My name is Arthur Coldwells.
The new Suzuki V-Strom DE has just been announced, and Avery Innis, Training and Publications Manager from Suzuki Motor USA, is just the expert to explain its nuances to us. The V-Strom has always been a superb, yet inexpensive platform, and the new DE variant gets more serious about ADV riding. I find out from Avery whether the new upgrades are worthwhile; and the place that the new V-Strom has in the current market.
Our second segment covers a subject that’s a little more serious than usual.
Many veterans and first responders suffer from Post Traumatic Stress Disorder, aka PTSD.
Scott Casey—himself a sufferer—decided to try and help his fellow vets, and started a cross-Canada charity ride in 2016 called the ‘Rolling Barrage’. It was—and is—incredibly successful.
It’s not just a tremendous ride. The Rolling Barrage is a place for like-minded sufferers and their supporters to ride together. They get some serious “wind therapy” whether it’s on just a stop, or a leg of the ride, one day, a weekend, or even the whole ride. Scott opens up with Associate Editor Teejay Adams about his personal history, and how he came to create such a brilliant and worthy real-world event that truly helps.

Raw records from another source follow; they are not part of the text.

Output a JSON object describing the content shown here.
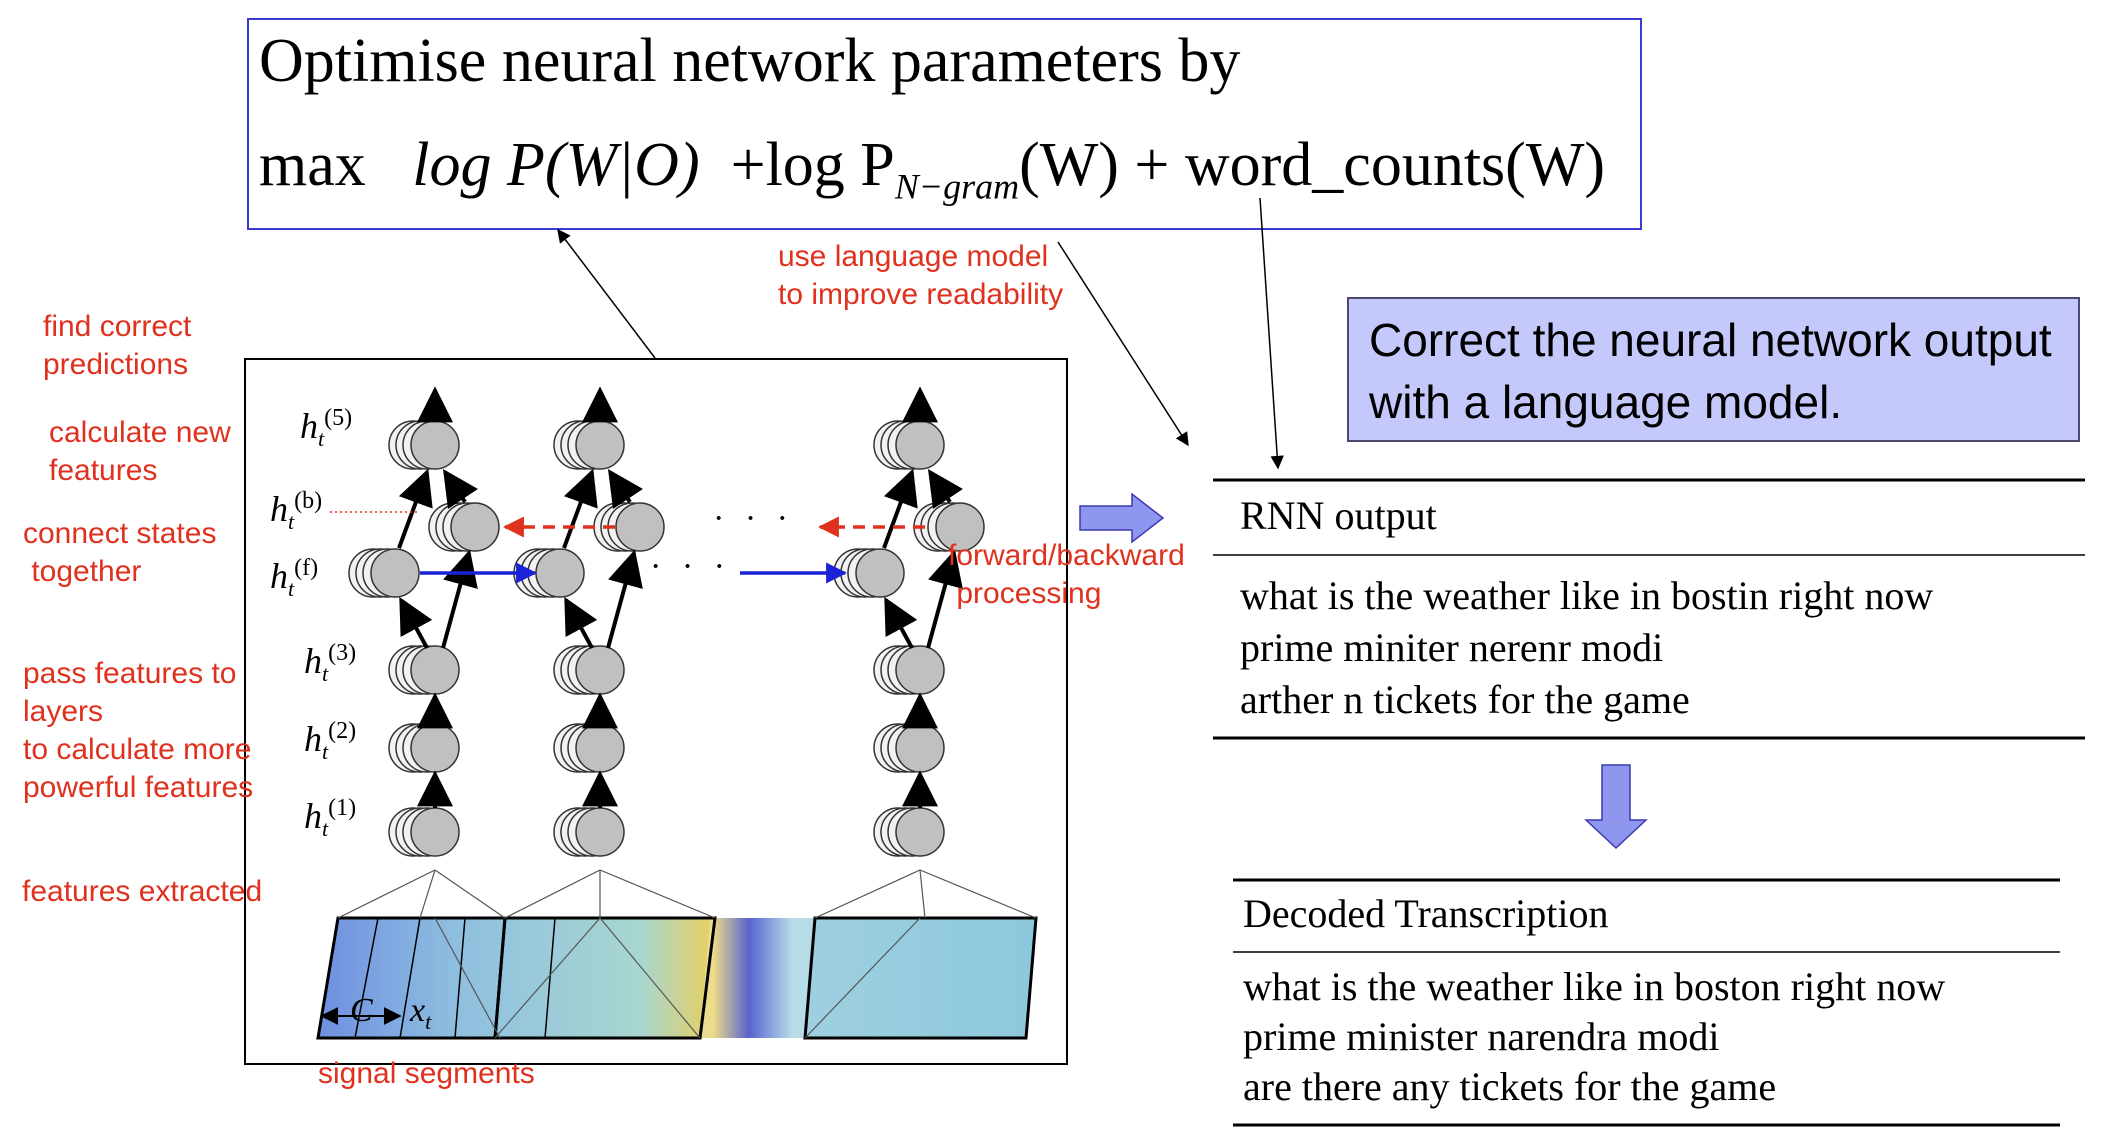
{
  "formula": {
    "line1": "Optimise neural network parameters by",
    "max": "max",
    "term1": "log P(W|O)",
    "term2_prefix": "+log P",
    "term2_sub": "N−gram",
    "term2_suffix": "(W)",
    "term3": "+ word_counts(W)"
  },
  "callout": {
    "text": "Correct the neural network output with a language model."
  },
  "annotations": {
    "find_correct": [
      "find correct",
      "predictions"
    ],
    "calculate_new": [
      "calculate new",
      "features"
    ],
    "connect_states": [
      "connect states",
      " together"
    ],
    "pass_features": [
      "pass features to",
      "layers",
      "to calculate more",
      "powerful features"
    ],
    "features_extracted": "features extracted",
    "signal_segments": "signal segments",
    "forward_backward": [
      "forward/backward",
      " processing"
    ],
    "use_lm": [
      "use language model",
      "to improve readability"
    ]
  },
  "layers": {
    "h5": "5",
    "hb": "b",
    "hf": "f",
    "h3": "3",
    "h2": "2",
    "h1": "1",
    "base": "h",
    "sub": "t"
  },
  "dots": "· · ·",
  "input_labels": {
    "context": "C",
    "x": "x",
    "x_sub": "t"
  },
  "rnn_table": {
    "header": "RNN output",
    "rows": [
      "what is the weather like in bostin right now",
      "prime miniter nerenr modi",
      "arther n tickets for the game"
    ]
  },
  "decoded_table": {
    "header": "Decoded Transcription",
    "rows": [
      "what is the weather like in boston right now",
      "prime minister narendra modi",
      "are there any tickets for the game"
    ]
  },
  "colors": {
    "annotation_red": "#e0301e",
    "formula_border": "#3a3ad6",
    "callout_fill": "#c5c8fa",
    "forward_arrow": "#1a23d6",
    "backward_arrow": "#e0301e",
    "block_arrow": "#8f96ef",
    "node_fill": "#c0c0c0"
  }
}
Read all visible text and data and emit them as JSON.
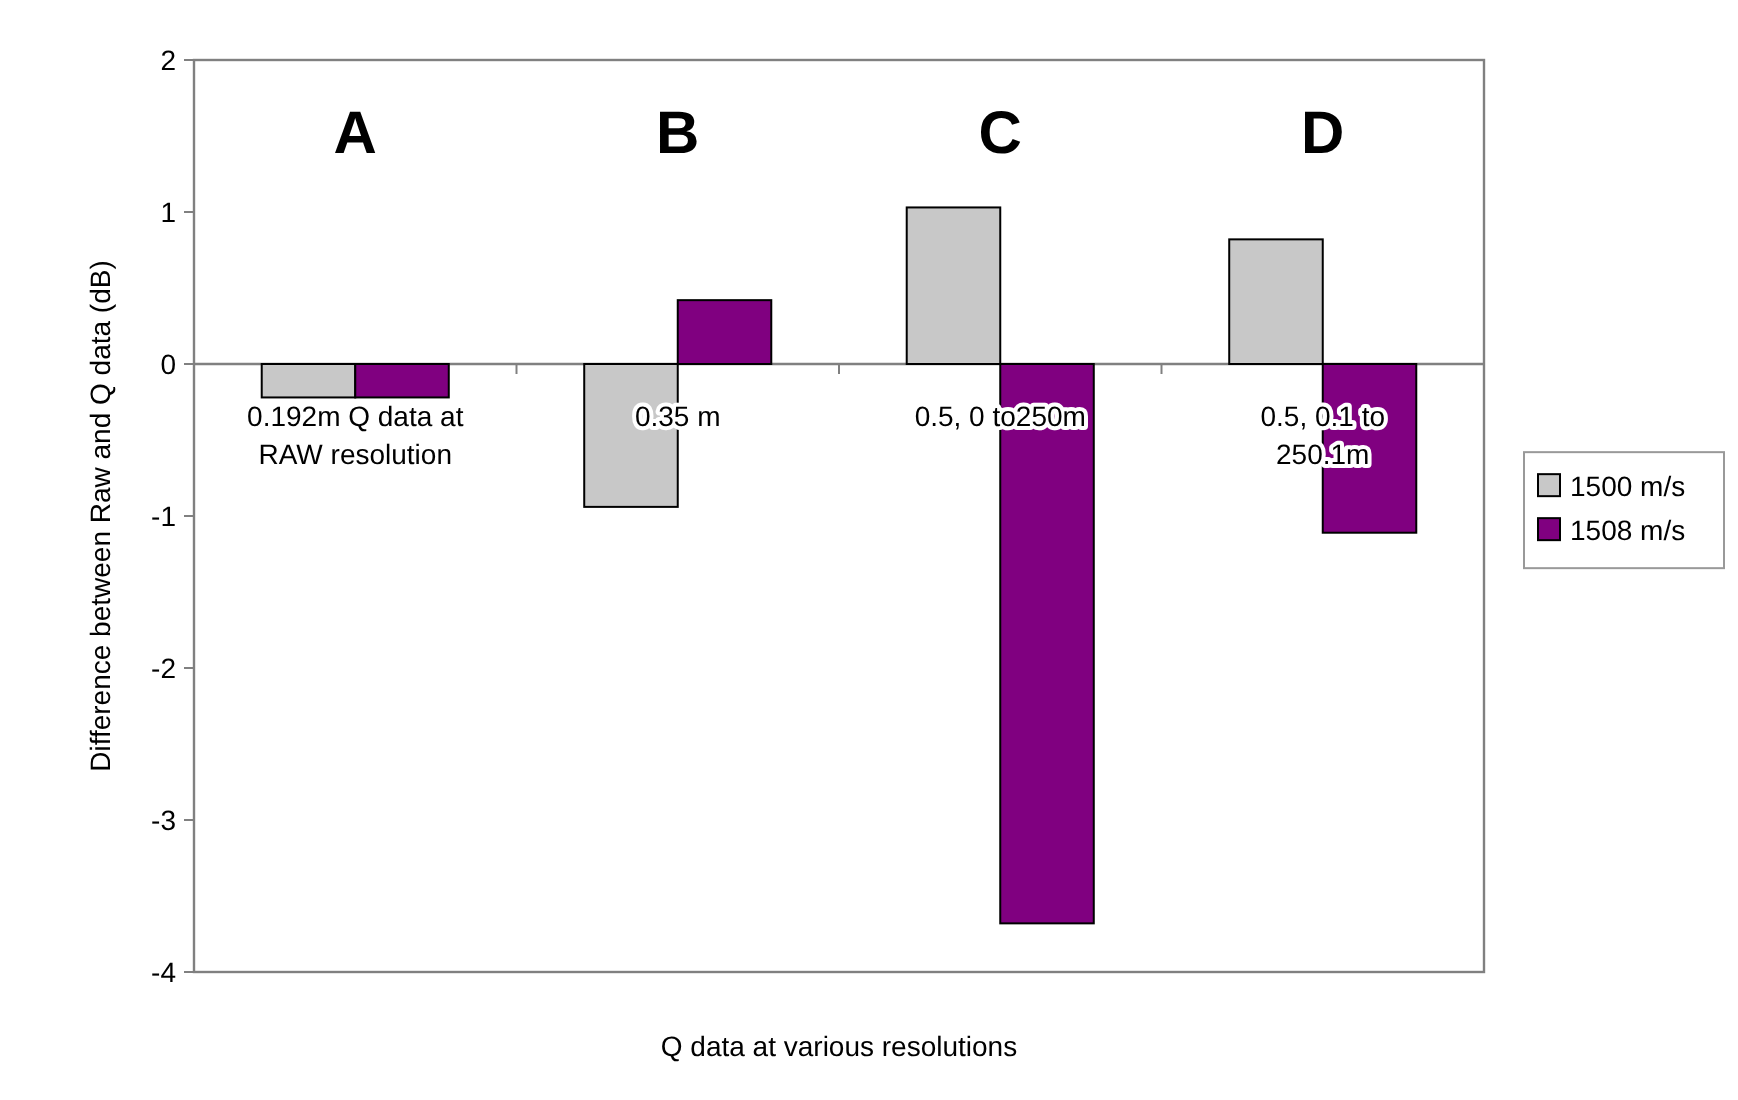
{
  "chart_data": {
    "type": "bar",
    "xlabel": "Q data at various resolutions",
    "ylabel": "Difference between Raw and Q data (dB)",
    "categories": [
      "0.192m Q data at RAW resolution",
      "0.35 m",
      "0.5, 0 to250m",
      "0.5, 0.1 to 250.1m"
    ],
    "series": [
      {
        "name": "1500 m/s",
        "color": "#c8c8c8",
        "values": [
          -0.22,
          -0.94,
          1.03,
          0.82
        ]
      },
      {
        "name": "1508 m/s",
        "color": "#800080",
        "values": [
          -0.22,
          0.42,
          -3.68,
          -1.11
        ]
      }
    ],
    "ylim": [
      -4,
      2
    ],
    "yticks": [
      -4,
      -3,
      -2,
      -1,
      0,
      1,
      2
    ],
    "grid": false,
    "legend": "right",
    "annotations": [
      "A",
      "B",
      "C",
      "D"
    ]
  }
}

The Rolling Barrage is a supportive network of brothers and sisters. To quote Scott Casey: “this is the family you never knew you had”.
It was a Nation exploding into civil war. In 1992, the collapse of the former Yugoslavia triggered an international armed conflict that would last more than 3 years and eventually see nearly 100,000 people killed. Canadians were thrown into what was declared a peacekeeping mission, but it wasn’t. They were going well beyond the rules of engagement that were provided by the UN. Told by Scott Casey, Former Canadian Peacekeeper.